My name is Marina, and I suppose this will be my first ‘blog’ since the early days of Xanga. I’m currently a student at Sarah Lawrence College, and since it is one of those liberal art schools, we get to pick our classes for the semester during our first week back from break. And instead of registering online, like a normal college, we all get to run around campus, sign up for interviews with teachers, and then spend the rest of the day running all the way back to all those doors and sign-up sheets you scribbled your name on. And when I say interview, I don’t mean that the teachers interview us in an attempt to see if we would fit in the class. Oh no. Instead we are the ones who ask the teachers questions and get all the information that we need about the class. It’s ridiculous and tiring, but honestly it is one of the best ways to pick classes, and despite the outrageously long line we have to wait in so that someone at a computer can put our class picks into the system, I still prefer it to any other method of picking a course.
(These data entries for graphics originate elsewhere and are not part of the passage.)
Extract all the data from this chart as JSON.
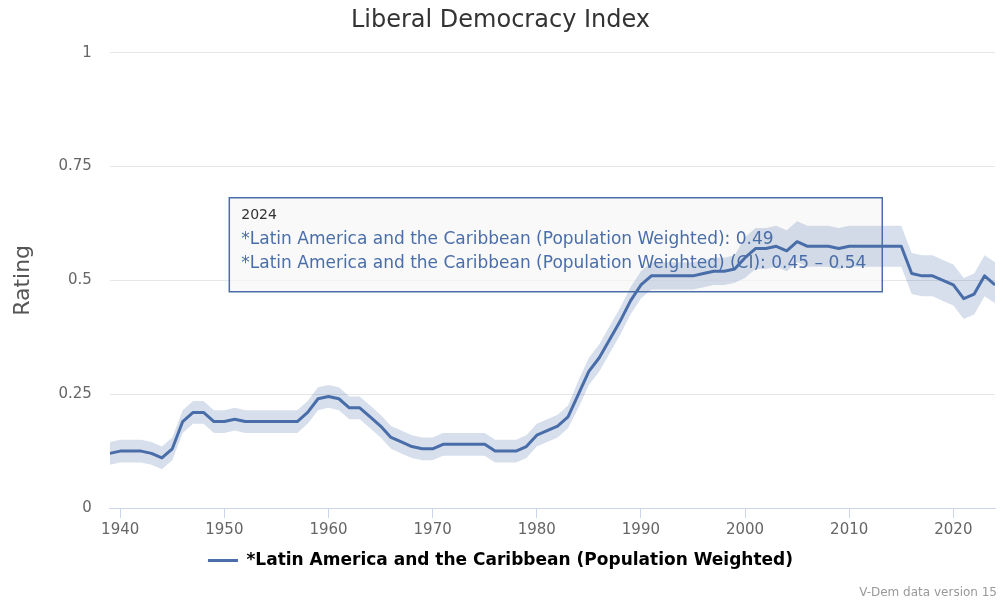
{
  "chart_data": {
    "type": "line",
    "title": "Liberal Democracy Index",
    "ylabel": "Rating",
    "x": [
      1939,
      1940,
      1941,
      1942,
      1943,
      1944,
      1945,
      1946,
      1947,
      1948,
      1949,
      1950,
      1951,
      1952,
      1953,
      1954,
      1955,
      1956,
      1957,
      1958,
      1959,
      1960,
      1961,
      1962,
      1963,
      1964,
      1965,
      1966,
      1967,
      1968,
      1969,
      1970,
      1971,
      1972,
      1973,
      1974,
      1975,
      1976,
      1977,
      1978,
      1979,
      1980,
      1981,
      1982,
      1983,
      1984,
      1985,
      1986,
      1987,
      1988,
      1989,
      1990,
      1991,
      1992,
      1993,
      1994,
      1995,
      1996,
      1997,
      1998,
      1999,
      2000,
      2001,
      2002,
      2003,
      2004,
      2005,
      2006,
      2007,
      2008,
      2009,
      2010,
      2011,
      2012,
      2013,
      2014,
      2015,
      2016,
      2017,
      2018,
      2019,
      2020,
      2021,
      2022,
      2023,
      2024
    ],
    "series": [
      {
        "name": "*Latin America and the Caribbean (Population Weighted)",
        "color": "#4a6ea9",
        "values": [
          0.12,
          0.125,
          0.125,
          0.125,
          0.12,
          0.11,
          0.13,
          0.19,
          0.21,
          0.21,
          0.19,
          0.19,
          0.195,
          0.19,
          0.19,
          0.19,
          0.19,
          0.19,
          0.19,
          0.21,
          0.24,
          0.245,
          0.24,
          0.22,
          0.22,
          0.2,
          0.18,
          0.155,
          0.145,
          0.135,
          0.13,
          0.13,
          0.14,
          0.14,
          0.14,
          0.14,
          0.14,
          0.125,
          0.125,
          0.125,
          0.135,
          0.16,
          0.17,
          0.18,
          0.2,
          0.25,
          0.3,
          0.33,
          0.37,
          0.41,
          0.455,
          0.49,
          0.51,
          0.51,
          0.51,
          0.51,
          0.51,
          0.515,
          0.52,
          0.52,
          0.525,
          0.55,
          0.57,
          0.57,
          0.575,
          0.565,
          0.585,
          0.575,
          0.575,
          0.575,
          0.57,
          0.575,
          0.575,
          0.575,
          0.575,
          0.575,
          0.575,
          0.515,
          0.51,
          0.51,
          0.5,
          0.49,
          0.46,
          0.47,
          0.51,
          0.49
        ],
        "lower": [
          0.095,
          0.1,
          0.1,
          0.1,
          0.095,
          0.085,
          0.105,
          0.165,
          0.185,
          0.185,
          0.165,
          0.165,
          0.17,
          0.165,
          0.165,
          0.165,
          0.165,
          0.165,
          0.165,
          0.185,
          0.215,
          0.22,
          0.215,
          0.195,
          0.195,
          0.175,
          0.155,
          0.13,
          0.12,
          0.11,
          0.105,
          0.105,
          0.115,
          0.115,
          0.115,
          0.115,
          0.115,
          0.1,
          0.1,
          0.1,
          0.11,
          0.135,
          0.145,
          0.155,
          0.175,
          0.22,
          0.27,
          0.3,
          0.34,
          0.38,
          0.425,
          0.46,
          0.48,
          0.48,
          0.48,
          0.48,
          0.48,
          0.485,
          0.49,
          0.49,
          0.495,
          0.505,
          0.525,
          0.525,
          0.53,
          0.52,
          0.54,
          0.53,
          0.53,
          0.53,
          0.525,
          0.53,
          0.53,
          0.53,
          0.53,
          0.53,
          0.53,
          0.47,
          0.465,
          0.465,
          0.455,
          0.445,
          0.415,
          0.425,
          0.465,
          0.45
        ],
        "upper": [
          0.145,
          0.15,
          0.15,
          0.15,
          0.145,
          0.135,
          0.155,
          0.215,
          0.235,
          0.235,
          0.215,
          0.215,
          0.22,
          0.215,
          0.215,
          0.215,
          0.215,
          0.215,
          0.215,
          0.235,
          0.265,
          0.27,
          0.265,
          0.245,
          0.245,
          0.225,
          0.205,
          0.18,
          0.17,
          0.16,
          0.155,
          0.155,
          0.165,
          0.165,
          0.165,
          0.165,
          0.165,
          0.15,
          0.15,
          0.15,
          0.16,
          0.185,
          0.195,
          0.205,
          0.225,
          0.28,
          0.33,
          0.36,
          0.4,
          0.44,
          0.485,
          0.52,
          0.54,
          0.54,
          0.54,
          0.54,
          0.54,
          0.545,
          0.55,
          0.55,
          0.555,
          0.595,
          0.615,
          0.615,
          0.62,
          0.61,
          0.63,
          0.62,
          0.62,
          0.62,
          0.615,
          0.62,
          0.62,
          0.62,
          0.62,
          0.62,
          0.62,
          0.56,
          0.555,
          0.555,
          0.545,
          0.535,
          0.505,
          0.515,
          0.555,
          0.54
        ]
      }
    ],
    "xlim": [
      1939,
      2024
    ],
    "xticks": [
      1940,
      1950,
      1960,
      1970,
      1980,
      1990,
      2000,
      2010,
      2020
    ],
    "ylim": [
      0,
      1
    ],
    "yticks": [
      0,
      0.25,
      0.5,
      0.75,
      1
    ],
    "grid": "y",
    "legend": "bottom",
    "annotations": [
      "2024",
      "*Latin America and the Caribbean (Population Weighted): 0.49",
      "*Latin America and the Caribbean (Population Weighted) (CI): 0.45 – 0.54",
      "V-Dem data version 15"
    ]
  }
}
This semester I only had to replace one class and I was able to sign up for a history course titled ‘In Tolstoy’s Time’. I’ve always been an avid reader, and during my sophomore year at Sarah Lawrence I fell in love with Tolstoy, so when I saw an entire course devoted to him, of course I could do nothing but hope that I got into the course (which I did!). We’re starting off the class with War and Peace, which I haven’t read in two years and I honestly do not even know if it will even be the same book. First time around, I fell in love with Andrei and ended up finishing the novel in a single fifteen hour sitting–it would’ve been impossible for me to put the book down and leave the world of the novel before it had come to fruition on its own. I could not get enough of Andrei’s individuation–ended up writing a conference paper over fifty pages about how Andrei could not exist in this world because he lived for absolutes and in the ‘real’ world, it cannot be all or nothing; a man like Andrei cannot happily exist (similar to how Anna Karenina cannot exist in the world either). But since then, my own mentality has moved away from all or nothing, so I’m wondering if I’ll still love Andrei the way I did when he first appeared in less than fifty pages, with his hawk-like gaze scanning the room and always finding little to amuse himself. Maybe now he’ll just seem annoying and arrogant. This time around I have to read the Maude translation (I used the Peaver the first time) so maybe the discrepancies in the text will change things as well. It’s difficult to say, especially since I am unable to read War and Peace in the original Russian. We’re reading Anna Karenina as well and I’m equally concerned about my love for Anna. A teacher of mine told me that when he was in college and he read Anna Karenina, he was in love with Anna and always wanted her on the scene. But as he grew older, had a family, experienced life, he found himself moving away from Anna’s story and falling in love with Levin’s story–the mowing, the scene with him and Laska. Everything about Levin screams life, even the moment when he is contemplating his own death.
Every rereading of a book creates a new text. The book itself will sit there and stay the same, but it is always on the part of the reader to put those words together and pull out a thought.